FICTIONS LGBT
TON NOM EN PLEIN COEUR de Kuang-Hui Liu : amitié-amoureuse à Taïwan
Film à thématique gay taïwanais à succès, Ton nom en plein coeur a débarqué fin 2020 sur Netflix. Une romance passionnée et nostalgique qui mérite d’être découverte.
1987, Taïwan. La fin de la loi martiale est annoncée. Jia-han (Edward Chen), jeune lycéen un peu rebelle, décide d’étudier les sciences sociales dans son école réservée aux garçons. Il se lie d’amitié avec un nouvel élève un peu étrange, Birdy (Tseng Jing Hua). Rapidement, ils deviennent inséparables et leur amitié se transforme en une passion qui ne dit pas son nom. C’est que dans le contexte où ils grandissent, découvrir et accepter son homosexualité n’est pas vraiment une option : la société, très encadrée, militarisée et sous l’influence des codes religieux, condamne fermement l’homosexualité comme un pêché.
Alors que l’école de Jia-han et Birdy ouvre ses portes à des élèves de sexe féminin, Birdy se rapproche progressivement d’une des filles : Ban-Ban (Mimi Shao). L’incursion de cette figure féminine va venir troubler les liens entre les deux meilleurs amis qui refoulent leurs sentiments…
Ce long-métrage du réalisateur Kuang-Hui Liu est une belle surprise, joliment portée par un souffle romanesque et romantique, un parfum de nostalgie. Ton nom en plein coeur ravive les plaies universelles d’un premier amour vécu dans le refoulement, l’exaltation et la douleur des amitiés-amoureuses entre garçons pendant l’adolescence. S’il souffre de quelques petites longueurs (le film dure quasiment deux heures et prend son temps) et cède parfois à un certain sentimentalisme, on accepte volontiers les quelques séquences parfois démonstratives car on vibre pour cette romance contrariée.
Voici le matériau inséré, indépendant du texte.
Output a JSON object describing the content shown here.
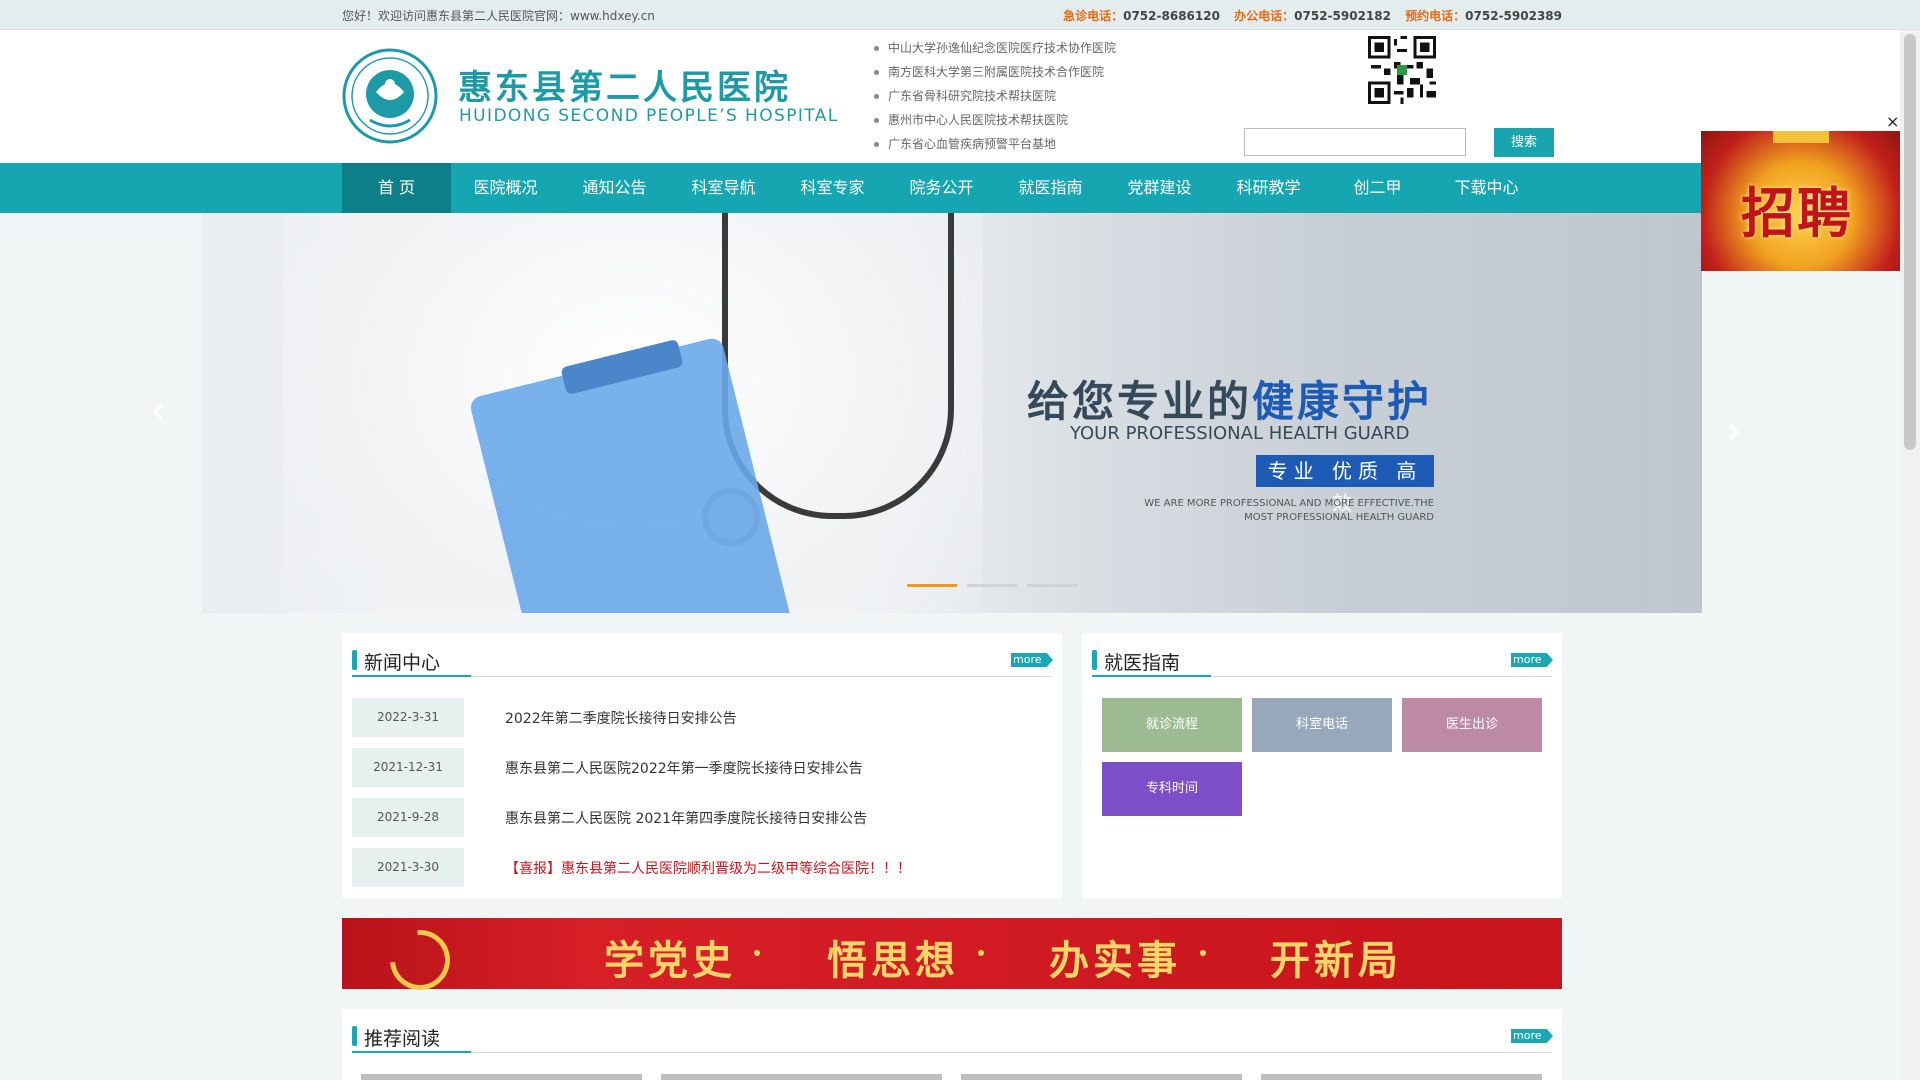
{
  "topbar": {
    "welcome": "您好！欢迎访问惠东县第二人民医院官网：www.hdxey.cn",
    "phones": [
      {
        "label": "急诊电话：",
        "number": "0752-8686120"
      },
      {
        "label": "办公电话：",
        "number": "0752-5902182"
      },
      {
        "label": "预约电话：",
        "number": "0752-5902389"
      }
    ]
  },
  "header": {
    "logo_cn": "惠东县第二人民医院",
    "logo_en": "HUIDONG SECOND PEOPLE’S HOSPITAL",
    "partners": [
      "中山大学孙逸仙纪念医院医疗技术协作医院",
      "南方医科大学第三附属医院技术合作医院",
      "广东省骨科研究院技术帮扶医院",
      "惠州市中心人民医院技术帮扶医院",
      "广东省心血管疾病预警平台基地"
    ],
    "search_placeholder": "",
    "search_button": "搜索"
  },
  "nav": [
    "首 页",
    "医院概况",
    "通知公告",
    "科室导航",
    "科室专家",
    "院务公开",
    "就医指南",
    "党群建设",
    "科研教学",
    "创二甲",
    "下载中心"
  ],
  "banner": {
    "slogan_cn_a": "给您专业的",
    "slogan_cn_b": "健康守护",
    "slogan_en": "YOUR PROFESSIONAL HEALTH GUARD",
    "slogan_box": "专业 优质 高效",
    "slogan_small_1": "WE ARE MORE PROFESSIONAL AND MORE EFFECTIVE.THE",
    "slogan_small_2": "MOST PROFESSIONAL HEALTH GUARD",
    "prev": "‹",
    "next": "›"
  },
  "side_ad": {
    "text": "招聘",
    "close": "×"
  },
  "news": {
    "title": "新闻中心",
    "more": "more",
    "items": [
      {
        "date": "2022-3-31",
        "title": "2022年第二季度院长接待日安排公告"
      },
      {
        "date": "2021-12-31",
        "title": "惠东县第二人民医院2022年第一季度院长接待日安排公告"
      },
      {
        "date": "2021-9-28",
        "title": "惠东县第二人民医院 2021年第四季度院长接待日安排公告"
      },
      {
        "date": "2021-3-30",
        "title": "【喜报】惠东县第二人民医院顺利晋级为二级甲等综合医院！！！"
      }
    ]
  },
  "guide": {
    "title": "就医指南",
    "more": "more",
    "tiles": [
      {
        "label": "就诊流程",
        "color": "#9dbb92"
      },
      {
        "label": "科室电话",
        "color": "#98a8bc"
      },
      {
        "label": "医生出诊",
        "color": "#bd8aa6"
      },
      {
        "label": "专科时间",
        "color": "#7d4fc6"
      }
    ]
  },
  "party_banner": [
    "学党史",
    "悟思想",
    "办实事",
    "开新局"
  ],
  "recommend": {
    "title": "推荐阅读",
    "more": "more"
  }
}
L’arrière-plan historique et politique apporte une profondeur supplémentaire, un cadre intéressant pour évoquer le poids des traditions, d’une société étouffante qui laisse circuler sans état d’âme une certaine homophobie. Mais ce qui plait le plus ici, c’est le caractère nostalgique de l’ensemble, appuyé par une très belle photographie. En filigrane, par petites touches, il émane de Ton nom en plein coeur une véritable tendresse et poésie. Les petits gestes, les regards, les rapprochements physiques à priori anodins des deux personnages principaux génèrent quelque chose de fort, de beau et d’intemporel. C’est comme s’ils vivaient l’instant présent nostalgiques avant l’heure, persuadés que ce qu’ils ressentent est voué à la destruction et l’échec. De quoi largement activer la mélancolie mais aussi attiser les souffrances intérieures.
Si elle est dans son ensemble plutôt dramatique, l’oeuvre opte dans sa dernière partie pour davantage de lumière, de quoi nous laisser sur un final relativement apaisant, sondant avec douceur le temps qui passe et les fantômes des romances inachevées qui hantent parfois toute une existence.
Bien interprété, le film compte de beaux seconds rôles (Ban-Ban, la mère de Jia-han et aussi et surtout le personnage d’un Homme de Dieu qui gagne progressivement en épaisseur) et emporte l’adhésion de par son caractère attachant et son esthétique délicate, intemporelle, parfois feutrée et atmosphérique.